Но нельзя же было вот так просто прийти и с бухты-барахты заявить Соне, что ей, дескать, необходимо немедленно выходить за него замуж. Вдруг бы она посчитала, что Додик таким образом проявил к ней неуважение, и из-за одного этого бы отказала. Ведь Соня гордая. И Додик решил, что Соню надо к его заявлению подготовить. Что у Сони есть какой-то там жених, выбранный семейством, так в это Додик даже и не поверил, как в домостроевский анекдот времен крепостного права. А тут как раз подвернулся день рождения тети Раи, и все их друзья, в том числе и Гингольды в полном составе, должны были обязательно явиться. Вот если бы как раз и сделать предложение, и тетя поможет устроить как надо, и тут же все и обговорят. Додику оставалось лишь предупредить о своем намерении Соню. И он выбрал для того самого распоследнего, самого неподходящего из всех человека. Додик не долго думая за день до теткиного дня рождения доверился Кадику. Как же, он Сонин дядя и такой славный ему приятель! Кто же лучше него сгодится на роль вестника Амура?
Кадик, хоть и знал уже целые сутки обо всех ухищрениях дать Соне фамилию Турович, ни словом пока о том не обмолвился. Он злорадно наблюдал все утро, как собиралась Соня, как умоляла бабушку о не самом парадном, зато строгом и без ненавистных рюшек платье, так умоляла, что бабка, в конце концов, согласилась. Он упивался будущей своей местью племяннице и молчал до тех пор, пока до отъезда в дом Полянских не остался какой-нибудь час и Соня уже полностью не была одета и готова. Тогда-то Кадик и отозвал в сторонку мать и, коверкая слова иврита, выложил ей все начистоту о происках Додика. Он делал вид, что советуется о чем-то постороннем, и не мог знать, что Соня понимает каждое его слово.
В сущности, у бабушки, если бы она хоть каплей своей ледяной крови любила единственную внучку, не могло быть серьезных возражений против подобного сватовства. Разница в возрасте между Додиком и Соней в их кругу считалась даже нормальной, жених был человек куда как обеспеченный, да еще собирающийся в выгодную, длительную загранкомандировку.
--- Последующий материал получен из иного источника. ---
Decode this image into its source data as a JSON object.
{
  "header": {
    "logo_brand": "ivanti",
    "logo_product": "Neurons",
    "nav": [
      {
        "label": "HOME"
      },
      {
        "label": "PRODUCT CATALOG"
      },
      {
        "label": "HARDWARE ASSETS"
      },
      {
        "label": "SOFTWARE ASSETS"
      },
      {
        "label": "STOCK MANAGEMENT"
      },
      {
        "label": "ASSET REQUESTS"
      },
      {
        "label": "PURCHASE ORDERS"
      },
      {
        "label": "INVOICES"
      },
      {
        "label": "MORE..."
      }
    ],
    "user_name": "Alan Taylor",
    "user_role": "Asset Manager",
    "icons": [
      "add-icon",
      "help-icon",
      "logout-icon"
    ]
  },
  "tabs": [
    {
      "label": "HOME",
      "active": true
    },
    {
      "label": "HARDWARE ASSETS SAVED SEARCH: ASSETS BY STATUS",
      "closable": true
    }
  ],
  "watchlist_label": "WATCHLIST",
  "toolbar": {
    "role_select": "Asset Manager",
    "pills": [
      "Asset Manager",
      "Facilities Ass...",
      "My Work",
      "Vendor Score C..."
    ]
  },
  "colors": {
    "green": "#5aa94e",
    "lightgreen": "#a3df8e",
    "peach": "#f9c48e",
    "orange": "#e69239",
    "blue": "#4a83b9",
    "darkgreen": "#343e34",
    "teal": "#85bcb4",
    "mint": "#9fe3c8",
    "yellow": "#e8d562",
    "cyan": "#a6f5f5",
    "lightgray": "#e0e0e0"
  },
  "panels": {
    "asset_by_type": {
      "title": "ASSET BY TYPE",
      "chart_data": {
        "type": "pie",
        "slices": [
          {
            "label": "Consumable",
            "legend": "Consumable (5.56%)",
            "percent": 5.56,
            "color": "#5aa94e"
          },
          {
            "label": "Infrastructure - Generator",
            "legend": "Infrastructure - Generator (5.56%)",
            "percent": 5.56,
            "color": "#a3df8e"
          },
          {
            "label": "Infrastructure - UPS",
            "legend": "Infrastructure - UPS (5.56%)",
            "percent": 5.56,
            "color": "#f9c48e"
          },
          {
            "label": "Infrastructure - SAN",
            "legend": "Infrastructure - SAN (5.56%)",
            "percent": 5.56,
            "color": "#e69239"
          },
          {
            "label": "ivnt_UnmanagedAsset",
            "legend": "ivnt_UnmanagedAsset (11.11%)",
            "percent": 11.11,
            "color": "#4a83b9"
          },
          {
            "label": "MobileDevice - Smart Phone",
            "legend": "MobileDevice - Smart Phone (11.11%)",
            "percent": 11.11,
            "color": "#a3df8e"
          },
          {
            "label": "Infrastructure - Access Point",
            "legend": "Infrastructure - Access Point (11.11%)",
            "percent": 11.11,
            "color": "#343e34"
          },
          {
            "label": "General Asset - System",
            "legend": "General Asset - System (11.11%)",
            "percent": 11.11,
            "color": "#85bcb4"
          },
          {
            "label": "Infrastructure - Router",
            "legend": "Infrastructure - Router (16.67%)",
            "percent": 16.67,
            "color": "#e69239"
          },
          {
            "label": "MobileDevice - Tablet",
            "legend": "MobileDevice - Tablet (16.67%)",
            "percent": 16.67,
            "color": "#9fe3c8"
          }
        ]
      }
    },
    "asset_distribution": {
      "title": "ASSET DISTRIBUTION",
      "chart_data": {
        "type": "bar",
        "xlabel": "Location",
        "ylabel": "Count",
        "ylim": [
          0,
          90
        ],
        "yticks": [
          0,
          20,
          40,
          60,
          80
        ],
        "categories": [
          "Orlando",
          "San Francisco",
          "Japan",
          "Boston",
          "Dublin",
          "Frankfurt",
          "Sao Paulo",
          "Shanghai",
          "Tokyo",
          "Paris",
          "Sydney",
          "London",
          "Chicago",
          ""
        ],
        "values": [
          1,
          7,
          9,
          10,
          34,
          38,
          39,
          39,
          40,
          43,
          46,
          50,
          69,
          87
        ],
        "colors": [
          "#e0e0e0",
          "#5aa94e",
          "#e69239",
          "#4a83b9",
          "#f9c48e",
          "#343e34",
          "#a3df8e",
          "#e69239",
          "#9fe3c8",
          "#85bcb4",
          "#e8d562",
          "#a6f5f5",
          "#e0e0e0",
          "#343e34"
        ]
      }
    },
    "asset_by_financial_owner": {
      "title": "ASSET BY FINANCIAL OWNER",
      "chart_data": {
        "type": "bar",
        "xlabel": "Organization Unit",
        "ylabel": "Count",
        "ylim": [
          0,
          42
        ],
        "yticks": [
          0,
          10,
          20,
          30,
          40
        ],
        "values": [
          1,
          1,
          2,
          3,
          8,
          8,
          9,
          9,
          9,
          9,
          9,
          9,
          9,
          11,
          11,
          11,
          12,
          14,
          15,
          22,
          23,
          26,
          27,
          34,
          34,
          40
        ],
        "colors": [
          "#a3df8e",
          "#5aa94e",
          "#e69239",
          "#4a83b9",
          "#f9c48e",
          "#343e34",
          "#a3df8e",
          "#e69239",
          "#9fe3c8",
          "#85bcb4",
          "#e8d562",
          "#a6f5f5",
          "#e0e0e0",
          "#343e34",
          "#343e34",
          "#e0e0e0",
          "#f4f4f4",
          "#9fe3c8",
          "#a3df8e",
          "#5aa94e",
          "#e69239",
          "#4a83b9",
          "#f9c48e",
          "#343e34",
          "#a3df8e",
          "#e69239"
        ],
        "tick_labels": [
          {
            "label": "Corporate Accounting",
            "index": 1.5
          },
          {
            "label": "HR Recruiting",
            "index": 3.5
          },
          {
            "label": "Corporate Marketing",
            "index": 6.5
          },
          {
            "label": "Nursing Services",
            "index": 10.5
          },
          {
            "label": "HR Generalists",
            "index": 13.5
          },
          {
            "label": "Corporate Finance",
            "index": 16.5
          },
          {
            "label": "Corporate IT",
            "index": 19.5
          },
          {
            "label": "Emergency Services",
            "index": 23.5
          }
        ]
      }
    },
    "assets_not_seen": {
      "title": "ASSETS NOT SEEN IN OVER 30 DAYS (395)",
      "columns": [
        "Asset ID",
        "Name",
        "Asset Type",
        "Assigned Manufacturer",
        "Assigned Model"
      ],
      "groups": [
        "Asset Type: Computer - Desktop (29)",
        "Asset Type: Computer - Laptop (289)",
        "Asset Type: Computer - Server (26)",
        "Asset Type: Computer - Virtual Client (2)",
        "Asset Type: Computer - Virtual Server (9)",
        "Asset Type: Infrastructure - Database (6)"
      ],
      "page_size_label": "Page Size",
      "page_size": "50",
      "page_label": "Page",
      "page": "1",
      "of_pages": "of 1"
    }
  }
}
А в нынешние времена, при устрашающих пустотой магазинах и темном будущем, работа за рубежом представляла собой громадный соблазн. К тому же Додик был еврей, и даже наполовину Полянский. На другую же половину, если бы хоть кого-то интересовали подлинные интересы Сони, с легкостью доброжелательные родственники закрыли бы оба глаза. И бог с ними, с Фонштейнами, и с данным словом, лишь бы девочка была счастлива в замужестве.
Но даже призрачное Сонино счастье, помимо бабкиных замыслов, счастье в далекой стране, полное и бесконтрольное, вывело моментально Эсфирь Лазаревну из себя. Что же, она задаром мучила Соню столько лет, чтобы сейчас за спасибо отказаться и подарить ей полную радостей жизнь? Эсфири Лазаревне от одной мысли об этом сделалось невыносимо. И она зашипела Кадику в ответ на иврите:
– Соня знает об этом?
– Не знает, я ей не рассказывал! – торжествующе ответил Кадик.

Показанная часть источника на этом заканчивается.